Entropy, a CLI that scans files to find high entropy lines (might be secrets)
Overall reception and use cases
- Many find the CLI useful as a quick audit step on inherited or legacy code to gauge “how much pain” to expect from secret leaks.
- Several see it as a “last line of defense” rather than primary protection; it should complement, not replace, strong secret-management and credential rotation.
- Some worry such tools could give a false sense of security, but others argue any extra layer helps given how low the baseline often is.
Comparison to existing tools
- Multiple alternatives are mentioned: tartufo, trufflehog, detect-secrets, semgrep-secrets, PyWhat, noseyparker, gitleaks, ggshield.
- Some commenters think specialized, battle-tested secret scanners outperform naive entropy-based tools, though entropy is more general.
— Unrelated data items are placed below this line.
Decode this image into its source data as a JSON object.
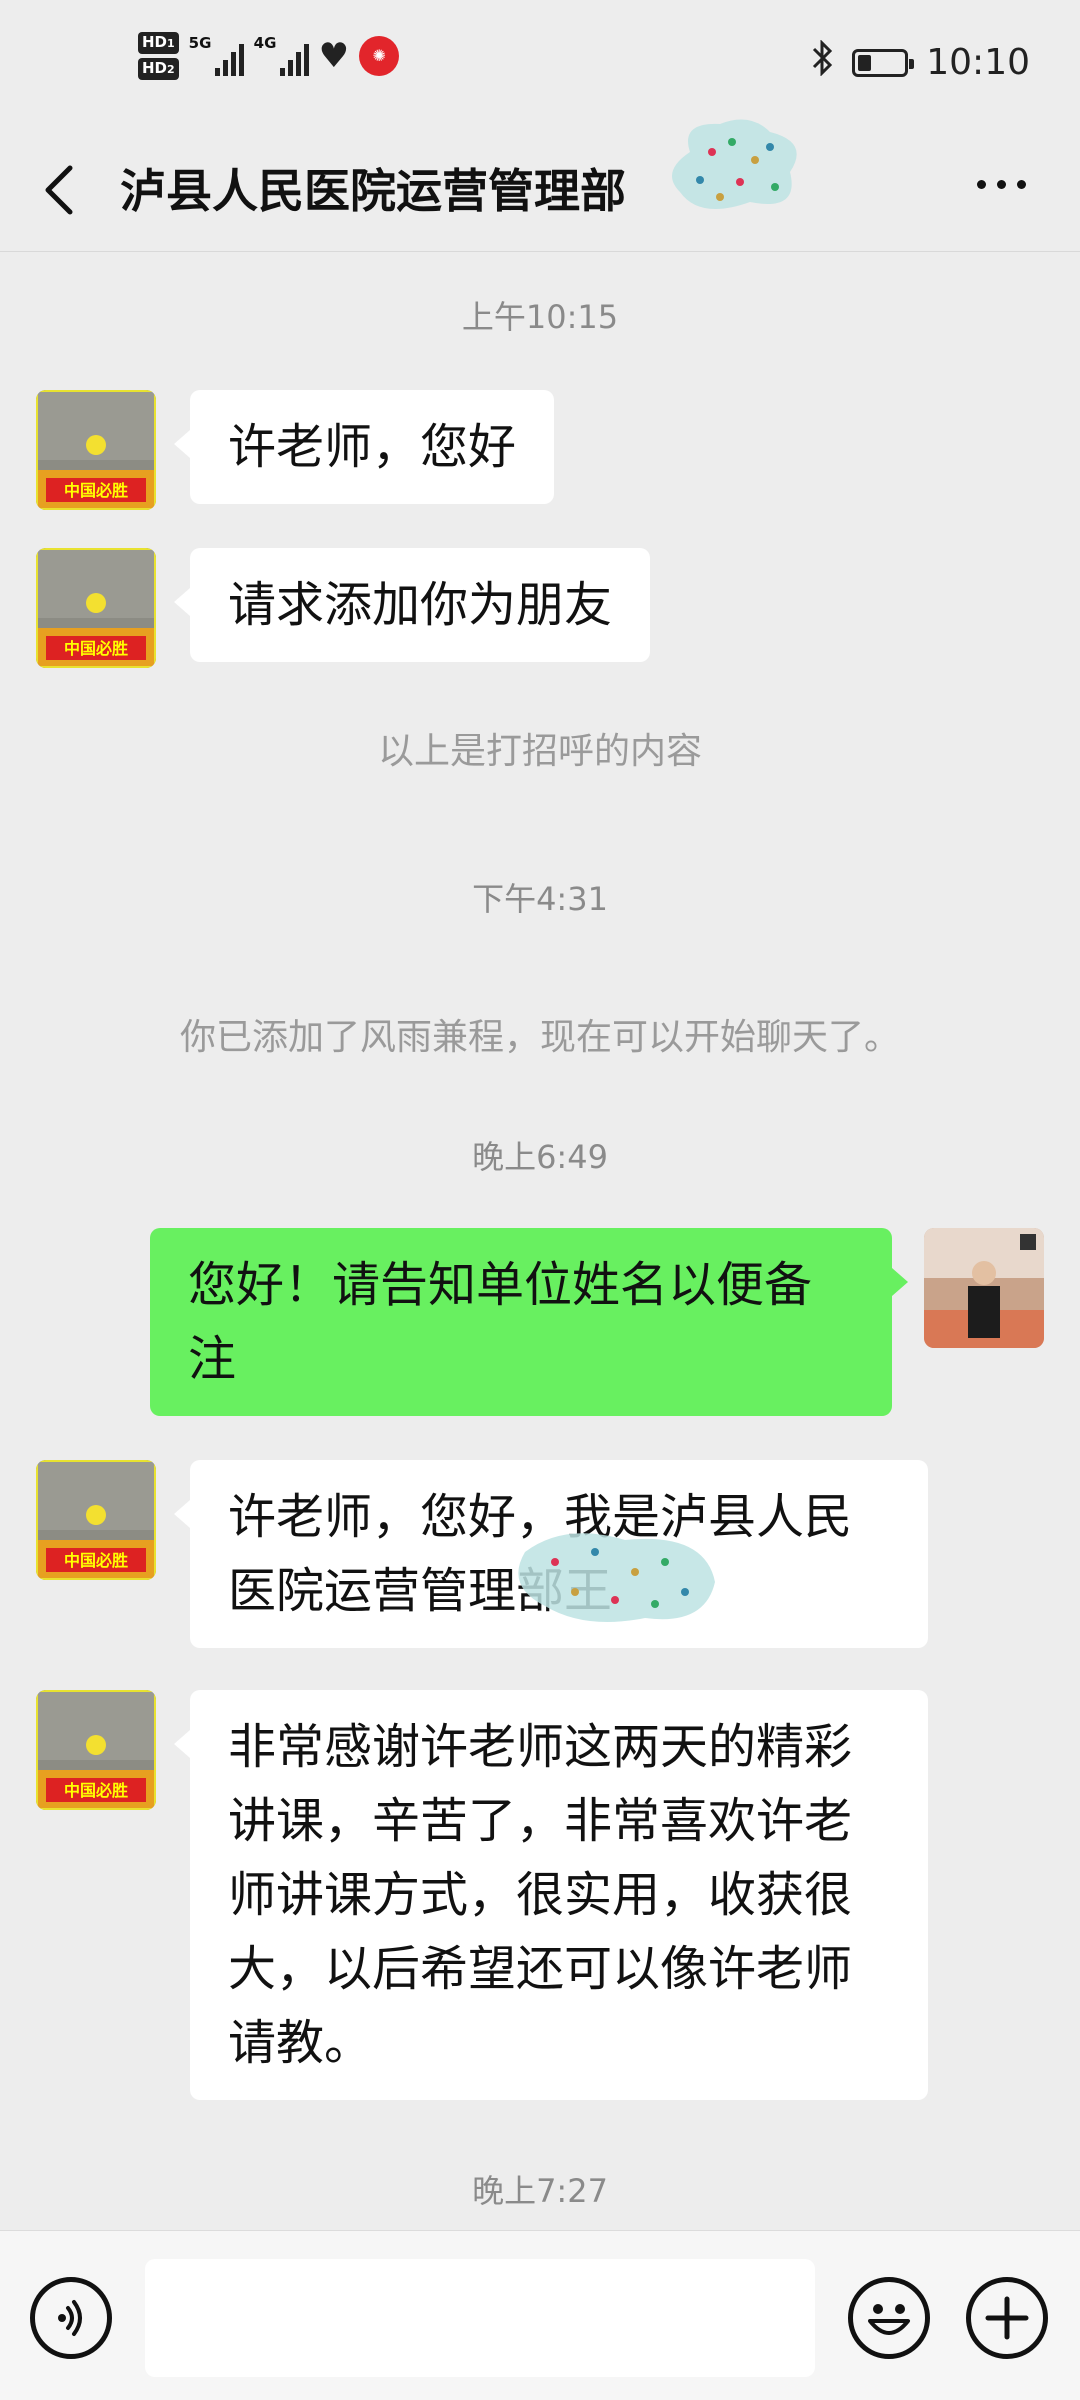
{
  "status_bar": {
    "hd1": "HD",
    "hd1_sub": "1",
    "hd2": "HD",
    "hd2_sub": "2",
    "net1": "5G",
    "net2": "4G",
    "time": "10:10",
    "battery_level": 0.3,
    "icons": [
      "hd-icon",
      "signal-5g-icon",
      "signal-4g-icon",
      "health-heart-icon",
      "app-notification-icon",
      "bluetooth-icon",
      "battery-icon"
    ]
  },
  "header": {
    "title": "泸县人民医院运营管理部"
  },
  "messages": [
    {
      "type": "time",
      "text": "上午10:15"
    },
    {
      "type": "received",
      "text": "许老师，您好"
    },
    {
      "type": "received",
      "text": "请求添加你为朋友"
    },
    {
      "type": "system",
      "text": "以上是打招呼的内容"
    },
    {
      "type": "time",
      "text": "下午4:31"
    },
    {
      "type": "system",
      "text": "你已添加了风雨兼程，现在可以开始聊天了。"
    },
    {
      "type": "time",
      "text": "晚上6:49"
    },
    {
      "type": "sent",
      "text": "您好！请告知单位姓名以便备注"
    },
    {
      "type": "received",
      "text": "许老师，您好，我是泸县人民医院运营管理部王"
    },
    {
      "type": "received",
      "text": "非常感谢许老师这两天的精彩讲课，辛苦了，非常喜欢许老师讲课方式，很实用，收获很大，以后希望还可以像许老师请教。"
    },
    {
      "type": "time",
      "text": "晚上7:27"
    }
  ],
  "colors": {
    "background": "#ededed",
    "sent_bubble": "#68f060",
    "received_bubble": "#ffffff"
  }
}
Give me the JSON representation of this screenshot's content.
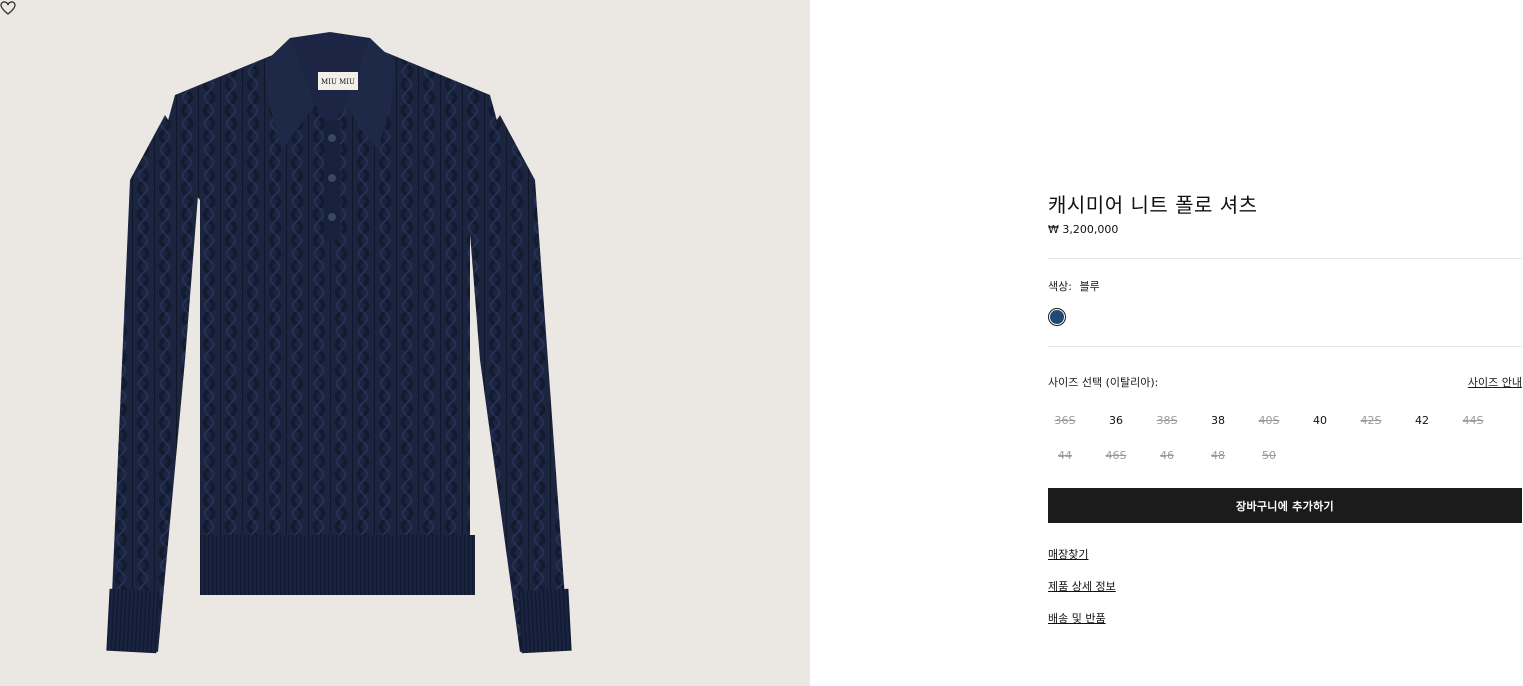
{
  "product": {
    "name": "캐시미어 니트 폴로 셔츠",
    "price": "₩ 3,200,000",
    "brand_label": "MIU MIU",
    "image_background": "#ebe7e2",
    "garment_color": "#1b2540"
  },
  "color": {
    "label": "색상:",
    "value": "블루",
    "swatch_hex": "#1f4a78"
  },
  "size": {
    "label": "사이즈 선택 (이탈리아):",
    "guide_link": "사이즈 안내",
    "options": [
      {
        "label": "36S",
        "available": false
      },
      {
        "label": "36",
        "available": true
      },
      {
        "label": "38S",
        "available": false
      },
      {
        "label": "38",
        "available": true
      },
      {
        "label": "40S",
        "available": false
      },
      {
        "label": "40",
        "available": true
      },
      {
        "label": "42S",
        "available": false
      },
      {
        "label": "42",
        "available": true
      },
      {
        "label": "44S",
        "available": false
      },
      {
        "label": "44",
        "available": false
      },
      {
        "label": "46S",
        "available": false
      },
      {
        "label": "46",
        "available": false
      },
      {
        "label": "48",
        "available": false
      },
      {
        "label": "50",
        "available": false
      }
    ]
  },
  "actions": {
    "add_to_cart": "장바구니에 추가하기",
    "find_store": "매장찾기",
    "product_details": "제품 상세 정보",
    "shipping_returns": "배송 및 반품"
  },
  "icons": {
    "wishlist": "heart-icon"
  }
}
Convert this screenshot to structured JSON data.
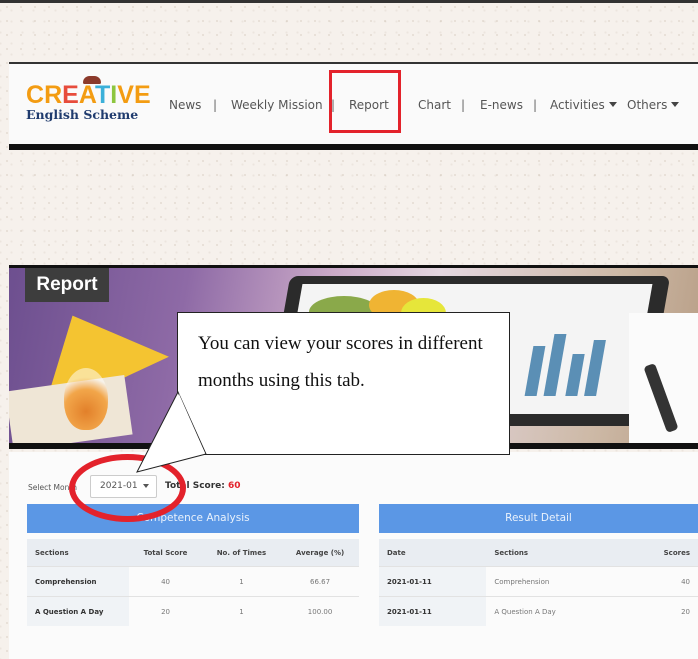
{
  "nav": {
    "logo": {
      "line1": "CREATIVE",
      "line2": "English Scheme"
    },
    "items": [
      {
        "label": "News"
      },
      {
        "label": "Weekly Mission"
      },
      {
        "label": "Report"
      },
      {
        "label": "Chart"
      },
      {
        "label": "E-news"
      },
      {
        "label": "Activities"
      },
      {
        "label": "Others"
      }
    ],
    "separator": "|"
  },
  "banner": {
    "title": "Report"
  },
  "callout": {
    "text": "You can view your scores in different months using this tab."
  },
  "filter": {
    "label": "Select Month",
    "selected_month": "2021-01",
    "total_score_label": "Total Score:",
    "total_score_value": "60"
  },
  "competence": {
    "heading": "Competence Analysis",
    "columns": [
      "Sections",
      "Total Score",
      "No. of Times",
      "Average (%)"
    ],
    "rows": [
      [
        "Comprehension",
        "40",
        "1",
        "66.67"
      ],
      [
        "A Question A Day",
        "20",
        "1",
        "100.00"
      ]
    ]
  },
  "result": {
    "heading": "Result Detail",
    "columns": [
      "Date",
      "Sections",
      "Scores"
    ],
    "rows": [
      [
        "2021-01-11",
        "Comprehension",
        "40"
      ],
      [
        "2021-01-11",
        "A Question A Day",
        "20"
      ]
    ]
  },
  "colors": {
    "accent": "#5b97e5",
    "highlight": "#e3222b",
    "score": "#e3222b"
  }
}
How “high entropy” is calculated and limits
- The tool appears to estimate entropy from per-line character frequency (Shannon-style). High-entropy lines (hard to compress) often indicate random-looking tokens and secrets.
- Weak or human-like passwords and passphrases (e.g., multiple words) may evade detection since they have lower character-level entropy despite good overall security.
- Several criticize treating “entropy of a known string” as mathematically loose, suggesting what’s really approximated is Kolmogorov complexity via compressibility.
- There’s discussion of better methods: dictionaries tuned to natural language/source code, shared compression dictionaries, or statistical randomness tests.
Alternative detection strategies
- Some propose using file or repo-level compression ratios (gzip, zstd, xz) as a proxy for entropy instead of per-line character counts.
- Others suggest language-model–based approaches that flag tokens or spans that are highly “surprising” in context, which could distinguish true secrets from common constants like Base62 alphabets.
Security, distribution, and performance concerns
- Skepticism about running random precompiled binaries for a security tool; some prefer building from source or running inside containers.
- Discussion about packaging: Homebrew taps, Docker images, static Go binaries, and ignoring or handling compressed archives.
Feature ideas and limitations
- Requests for: reading
.gitignore, scanning full git history, and more sophisticated strategies (e.g., complexity-based metrics). - Acknowledgment that binary/compressed files must be ignored or specially handled, or results will be meaningless.